24 En hij, opziende, zeide: Ik zie de mensen, want ik zie hen, als bomen, wandelen.
25 Daarna legde Hij de handen wederom op zijn ogen, en deed hem opzien. En hij werd hersteld, en zag hen allen ver en klaar.
26 En Hij zond hem naar zijn huis, zeggende: Ga niet in het vlek, en zeg het niemand in het vlek.
27 En Jezus ging uit en Zijn discipelen naar de vlekken van Cesarea Filippi. En op den weg vraagde Hij Zijn discipelen, zeggende tot hen: Wie zeggen de mensen, dat Ik ben?
28 En zij antwoordden: Johannes de Doper; en anderen: Elias; en anderen: Een van de profeten.
29 En Hij zeide tot hen: Maar gijlieden, wie zegt gij dat Ik ben? En Petrus, antwoordende, zeide tot Hem: Gij zijt de Christus.
30 En Hij gebood hun scherpelijk, dat zij het niemand zouden zeggen van Hem.
31 En Hij begon hun te leren, dat de Zoon des mensen veel moest lijden, en verworpen worden van de ouderlingen, en overpriesters, en Schriftgeleerden, en gedood worden, en na drie dagen wederom opstaan.
32 En dit woord sprak Hij vrij uit; en Petrus, Hem tot zich genomen hebbende, begon Hem te bestraffen;
33 Maar Hij, Zich omkerende, en Zijn discipelen aanziende, bestrafte Petrus, zeggende: Ga heen, achter Mijn, satanas, want gij verzint niet de dingen, die Gods zijn, maar die der mensen zijn.
34 En tot Zich geroepen hebbende de schare met Zijn discipelen, zeide Hij tot hen: Zo wie achter Mij wil komen, die verloochene zichzelven, en neme zijn kruis op, en volge Mij.
35 Want zo wie zijn leven zal willen behouden, die zal hetzelve verliezen; maar zo wie zijn leven zal verliezen, om Mijnentwil, en om des Evangelies wil, die zal hetzelve behouden.

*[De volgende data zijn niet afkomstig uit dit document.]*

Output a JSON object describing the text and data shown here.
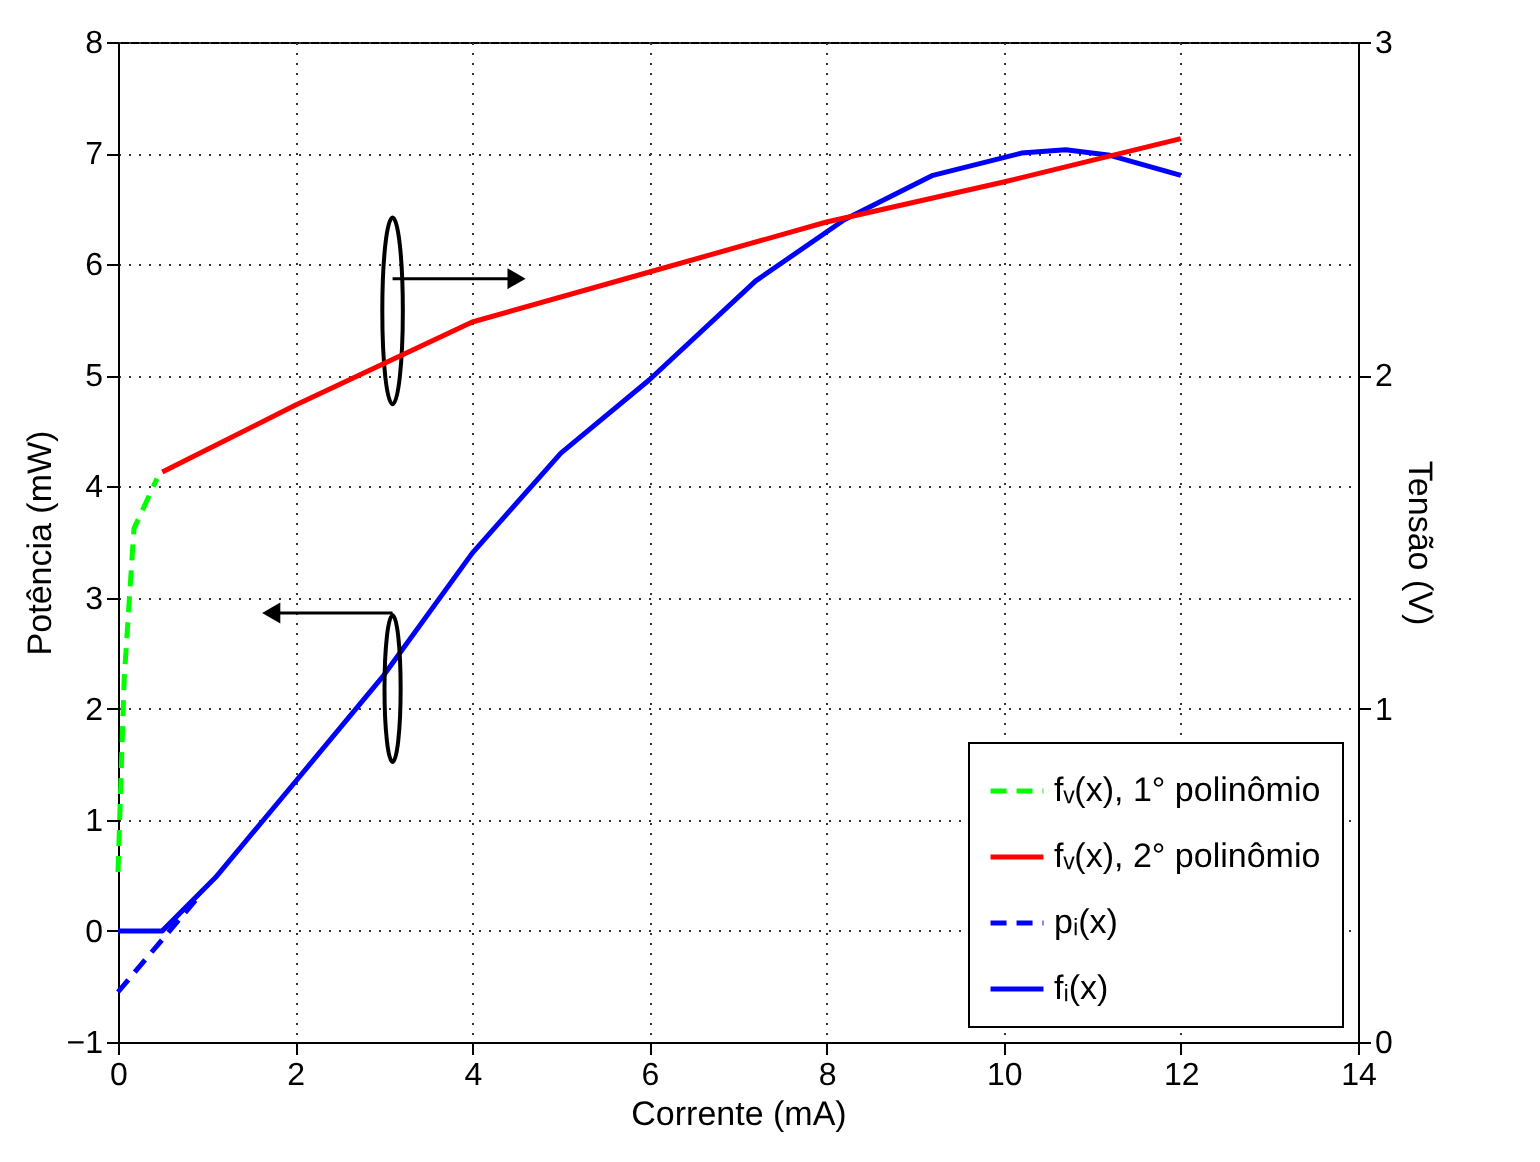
{
  "chart_data": {
    "type": "line",
    "xlabel": "Corrente (mA)",
    "ylabel": "Potência (mW)",
    "y2label": "Tensão (V)",
    "xlim": [
      0,
      14
    ],
    "xticks": [
      0,
      2,
      4,
      6,
      8,
      10,
      12,
      14
    ],
    "ylim": [
      -1,
      8
    ],
    "yticks": [
      -1,
      0,
      1,
      2,
      3,
      4,
      5,
      6,
      7,
      8
    ],
    "y2lim": [
      0,
      3
    ],
    "y2ticks": [
      0,
      1,
      2,
      3
    ],
    "grid": true,
    "legend": "bottom right",
    "marker": "none",
    "series": [
      {
        "name": "fᵥ(x), 1° polinômio",
        "color": "#00ff00",
        "line_style": "dashed",
        "axis": "y2",
        "x": [
          0,
          0.07,
          0.18,
          0.44
        ],
        "values": [
          0.51,
          1.09,
          1.54,
          1.69
        ]
      },
      {
        "name": "fᵥ(x), 2° polinômio",
        "color": "#ff0000",
        "line_style": "solid",
        "axis": "y2",
        "x": [
          0.5,
          2,
          4,
          6,
          8,
          10,
          12
        ],
        "values": [
          1.71,
          1.91,
          2.16,
          2.31,
          2.46,
          2.58,
          2.71
        ]
      },
      {
        "name": "pᵢ(x)",
        "color": "#0000ff",
        "line_style": "dashed",
        "x": [
          0,
          0.9
        ],
        "values": [
          -0.55,
          0.3
        ]
      },
      {
        "name": "fᵢ(x)",
        "color": "#0000ff",
        "line_style": "solid",
        "x": [
          0,
          0.5,
          1.1,
          2,
          3,
          4,
          5,
          6,
          7.2,
          8.2,
          9.2,
          10.2,
          10.7,
          11.2,
          12
        ],
        "values": [
          0,
          0,
          0.48,
          1.34,
          2.3,
          3.4,
          4.3,
          4.96,
          5.85,
          6.4,
          6.8,
          7.0,
          7.03,
          6.98,
          6.8
        ]
      }
    ]
  }
}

36 Want wat zou het den mens baten zo hij de gehele wereld won, en zijner ziele schade leed?
37 Of wat zal een mens geven, tot lossing van zijn ziel?
38 Want zo wie zich Mijns en Mijner woorden zal geschaamd hebben, in dit overspelig en zondig geslacht, diens zal Zich de Zoon des mensen ook schamen, wanneer Hij zal komen in de heerlijkheid Zijns Vaders, met de heilige engelen.